Wilanow, Poland’s grandest palace and the childhood home of Anna Wolska, who is seeking compensation from the state

Anna Wolska, a dowager of 83, hardly looks like a potential threat to Poland’s government finances. But she is.

That is because she is an heir to one the country’s pre-war aristocratic families, people who had their property confiscated without compensation by the communists after the war and are now trying to get either the property back or at least some kind of restitution.

Poland is the only post-communist European Union member not to have resolved the issue of communist-era nationalisations. There have been about 20 failed attempts to deal with the issue since 1989, and now the government of Donald Tusk, the country’s prime minister, is promising to pass a law this year bringing the process to a close.

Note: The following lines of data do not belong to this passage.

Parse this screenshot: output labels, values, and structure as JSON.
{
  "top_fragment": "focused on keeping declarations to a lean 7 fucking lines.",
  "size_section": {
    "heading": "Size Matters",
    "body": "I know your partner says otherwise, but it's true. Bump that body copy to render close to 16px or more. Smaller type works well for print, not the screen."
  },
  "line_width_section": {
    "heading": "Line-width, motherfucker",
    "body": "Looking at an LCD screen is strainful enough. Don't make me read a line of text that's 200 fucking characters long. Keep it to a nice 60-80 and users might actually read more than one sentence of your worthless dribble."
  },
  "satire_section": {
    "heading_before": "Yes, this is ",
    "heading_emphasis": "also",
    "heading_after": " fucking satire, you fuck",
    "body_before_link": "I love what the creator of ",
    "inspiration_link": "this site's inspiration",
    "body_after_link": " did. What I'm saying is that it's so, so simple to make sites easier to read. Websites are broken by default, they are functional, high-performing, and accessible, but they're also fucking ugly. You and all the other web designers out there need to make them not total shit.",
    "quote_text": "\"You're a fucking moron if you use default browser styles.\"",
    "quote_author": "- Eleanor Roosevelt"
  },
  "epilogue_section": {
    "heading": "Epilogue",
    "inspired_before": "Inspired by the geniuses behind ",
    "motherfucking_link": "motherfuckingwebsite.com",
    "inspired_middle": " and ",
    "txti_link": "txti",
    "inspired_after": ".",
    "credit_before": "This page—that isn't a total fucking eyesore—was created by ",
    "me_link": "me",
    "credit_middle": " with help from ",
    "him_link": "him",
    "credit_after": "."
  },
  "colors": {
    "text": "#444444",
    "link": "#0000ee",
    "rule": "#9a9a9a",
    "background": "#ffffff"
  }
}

The stakes for Poland are enormous, both to government finances and to the country’s relations with allies such as the US and Israel. Miroslaw Szypowski, head of the Polish Union of Property Owners, one of the largest groups seeking compensation, estimates that as many as 200,000 people have potential claims against the government. They come to as much as 80bn zlotys ($38bn, €24bn, £19bn) – about a quarter of the central government’s annual spending.

Mrs Wolska’s childhood home is Wilanow, Poland’s grandest palace, the home of several kings and, following the war and the imposition of communist rule, a national museum. Her family has been fighting, so far without success, for the return of land around the palace – now enormously valuable – and of property from inside the palace such as paintings and furniture.

“They should give back what can be given back,” says Mrs Wolska, surveying two ancestral portraits at the manor house 70km south of Warsaw where she spends her summers.

On a recent visit to Israel, Mr Tusk said there would be restitution, but he stressed any reimbursement “would be a not very high percentage of what was lost and paid out over many years”.

Successive governments have failed to resolve the issue because it is politically fraught, and many Poles are not in favour of paying out vast sums to the grandchildren of Poland’s prewar elite. One law passed parliament in 2001 but was vetoed by Aleksander Kwasniewski, the former president.

In any compensation scheme, the largest individual beneficiaries would be people like Mrs Wolska, heirs of land-owning families whose property was nationalised or outright stolen by the communists.

Jaroslaw Kaczynski, the leader of the conservative opposition Law and Justice party, recently denounced compensation as a giveaway “that the heirs of the poorest Poles would have to pay the heirs of wealthy Poles”, and called for a referendum on the question.

His argument is that everyone was harmed by communism by being forced to spend their working lives in a ridiculous economic system, and that it is unfair for a select few to have an advantage because of their ancestry. A recent opinion poll showed that only a third of Poles favoured returning confiscated property.

About a fifth of claims come from the Jewish survivors of the Holocaust who can prove family ties to pre-war property owners.

Mr Tusk has stressed that any compensation would be paid only to people who can make individual claims as the descendants of Polish citizens and would not be based on ethnic origin. That means there will be no negotiations with the Jewish community at large, where some groups would like to hold bilateral talks with the government.

Any attempt to repay former owners – dubbed reprivatisation – touches on delicate relations with neighbouring Germany. Citizens who come from territories belonging to Germany before the war which are now part of Poland would be unable to file claims.

The problem for the Polish government is that inaction carries a cost. About a fifth of the 2.5m hectares of farmland owned by the state cannot be sold because of claims filed by previous owners. Warsaw’s property market is also dogged by claims. Finally, there is the looming danger that either a Polish court or the European Court of Human Rights in Strasbourg could issue a ruling demanding compensation, threatening Poland’s public finances.

“The danger continues to hang over us,” admits Aleksander Grad, Poland’s treasury minister.

Mr Grad’s ministry is working out the parameters of a reprivatisation bill, to be presented by the end of the summer, covering expropriations done from 1944 to 1962.

Early indications are that the bill will be far less generous than claimants are hoping. One ministry official says that there is little chance of people getting any of their original property back, with the most likely option being that over a period of at least 15 years, they would be paid out a percentage of the value of what was taken.

“We want to have a bill that is safe for public finances,” says Mr Grad.

Although the final outline of the package is still unclear, claimants are already reacting with dismay. “This is unacceptable because most of the property could be returned. If there is any compensation, it should be paid out immediately and not over many years,” says Mr Szypowski.

Kazimierz Moes, head of the Polish Landowners’ Association, warns that if the package is not generous enough, his members will continue to fight in Polish and European courts.

“There is an unwillingness to deal with this, and I’m afraid that that the government will take a lot longer than it is promising,” says Mrs Wolska, recalling how she was deported to Moscow after the war with her family and other aristocrats, spending three years under house arrest. “Real harm was done to us. Maybe they don’t have to give back everything but they should at least give back something.”